Metrics for these tasks include:

• Action/object prediction: Top-1 accuracy over 120 actions/133 objects,
• Pose generation: Mean per-joint position error (MPJPE), mean per-vertex position error (MPVPE),
• Contact region estimation: Micro F1-score, Hamming loss, Jaccard index (for multi-label classification over 34 body parts).

5. Quantitative Results

The performance comparison across methods and optimizer configurations is as follows:

Method	Scale $\downarrow$	Trans. (cm) $\downarrow$	Rot. $\downarrow$	Chamfer (cm) $\downarrow$
PHOSA	0.39	77.79	0.95	49.1
Ours w/o HOI	0.25	38.66	0.45	16.9
Ours (full)	0.16	38.44	0.41	19.3

Setup	Co$^2$ $\downarrow$	Collision $\downarrow$	Contact $\downarrow$
PHOSA	0.431	0.105	0.326
+ depth + collision + contact	0.181	0.053	0.128

Task (Model/Input)	Action $\uparrow$	Object $\uparrow$	MPJPE (mm) $\downarrow$	MPVPE (mm) $\downarrow$
PointLLM-7B (w/obj)	0.47	-	-	-
ChatPose (a+o)	-	-	103.4	130.9

Method	Micro F1 $\uparrow$	Hamming $\downarrow$	Jaccard $\uparrow$
2D only	0.6118	0.0874	0.4303
2D+3D	0.6207	0.0844	0.4561

Qualitatively, the Gaussian-HOI optimizer demonstrates recovery of accurate object tilt, scale, and human–object contact even in visually complex, cluttered scenes.
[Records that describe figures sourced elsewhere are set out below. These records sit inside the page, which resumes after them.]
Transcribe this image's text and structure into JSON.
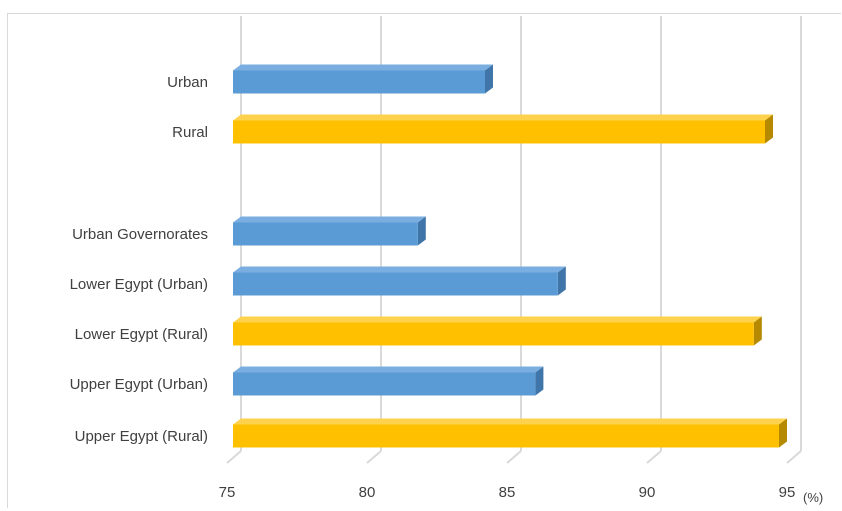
{
  "chart_data": {
    "type": "bar",
    "orientation": "horizontal",
    "style": "3d",
    "categories": [
      "Urban",
      "Rural",
      "",
      "Urban Governorates",
      "Lower Egypt (Urban)",
      "Lower Egypt (Rural)",
      "Upper Egypt (Urban)",
      "Upper Egypt (Rural)"
    ],
    "values": [
      84.0,
      94.0,
      null,
      81.6,
      86.6,
      93.6,
      85.8,
      94.5
    ],
    "bar_colors": [
      "blue",
      "gold",
      null,
      "blue",
      "blue",
      "gold",
      "blue",
      "gold"
    ],
    "xlim": [
      75,
      95
    ],
    "xticks": [
      "75",
      "80",
      "85",
      "90",
      "95"
    ],
    "xunit": "(%)",
    "grid": true,
    "legend": "none"
  },
  "colors": {
    "blue": {
      "front": "#5b9bd5",
      "top": "#7aaee0",
      "side": "#3f75a8"
    },
    "gold": {
      "front": "#ffc000",
      "top": "#ffd24d",
      "side": "#b58900"
    },
    "grid": "#d9d9d9",
    "text": "#404040"
  }
}
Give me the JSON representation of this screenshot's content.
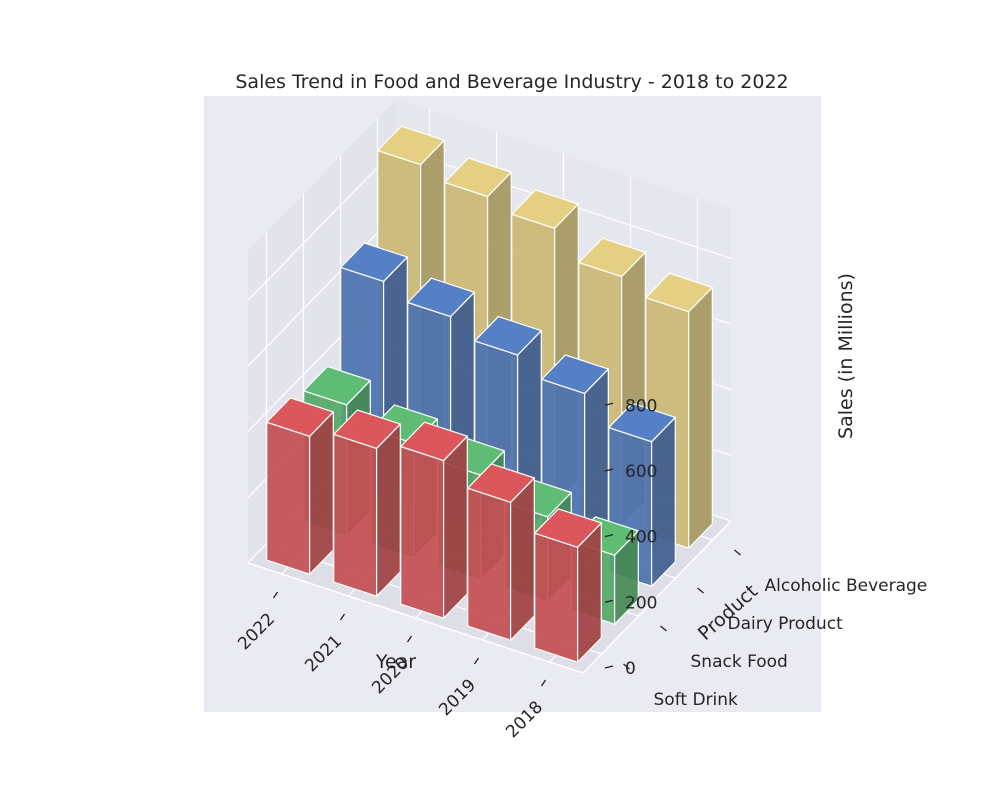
{
  "chart_data": {
    "type": "bar",
    "title": "Sales Trend in Food and Beverage Industry - 2018 to 2022",
    "xlabel": "Year",
    "ylabel": "Product",
    "zlabel": "Sales (in Millions)",
    "categories": [
      "2022",
      "2021",
      "2020",
      "2019",
      "2018"
    ],
    "series": [
      {
        "name": "Soft Drink",
        "values": [
          420,
          450,
          480,
          420,
          350
        ],
        "color": "#c44e52"
      },
      {
        "name": "Snack Food",
        "values": [
          400,
          350,
          320,
          260,
          210
        ],
        "color": "#55a868"
      },
      {
        "name": "Dairy Product",
        "values": [
          660,
          620,
          570,
          520,
          440
        ],
        "color": "#4c72b0"
      },
      {
        "name": "Alcoholic Beverage",
        "values": [
          900,
          870,
          840,
          760,
          720
        ],
        "color": "#ccb974"
      }
    ],
    "zticks": [
      0,
      200,
      400,
      600,
      800
    ],
    "zlim": [
      0,
      950
    ],
    "background_color": "#eaeaf2",
    "grid": true
  }
}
Failure cases typically involve heavy self-occlusion, indicating the importance of improved structural priors and occlusion modeling.

6. Significance and Future Directions

Open3DHOI is the first in-the-wild, open-vocabulary 3D HOI dataset with comprehensive object and action coverage and principled contact annotation. Its diversity enables generalization to scenes beyond traditional, rigid CAD models and supports LLM-based reasoning on point clouds and pose generation. The articulated multi-stage pipeline provides a template for high-quality 3D HOI annotation leveraging contemporary 2D detector/reconstructor backbones.

A plausible implication is that subsequent research in 3D HOI understanding, human–object contact estimation, and in-the-wild 3D scene understanding can leverage both the dataset and the Gaussian-HOI optimizer as robust baselines and benchmarks. The inclusion of categories and actions absent from prior benchmarks facilitates evaluation of open-vocabulary and generalizable HOI methods, and the new LLM-driven tasks suggest expanding the scope of embodied intelligence benchmarks (Wen et al., 20 Mar 2025).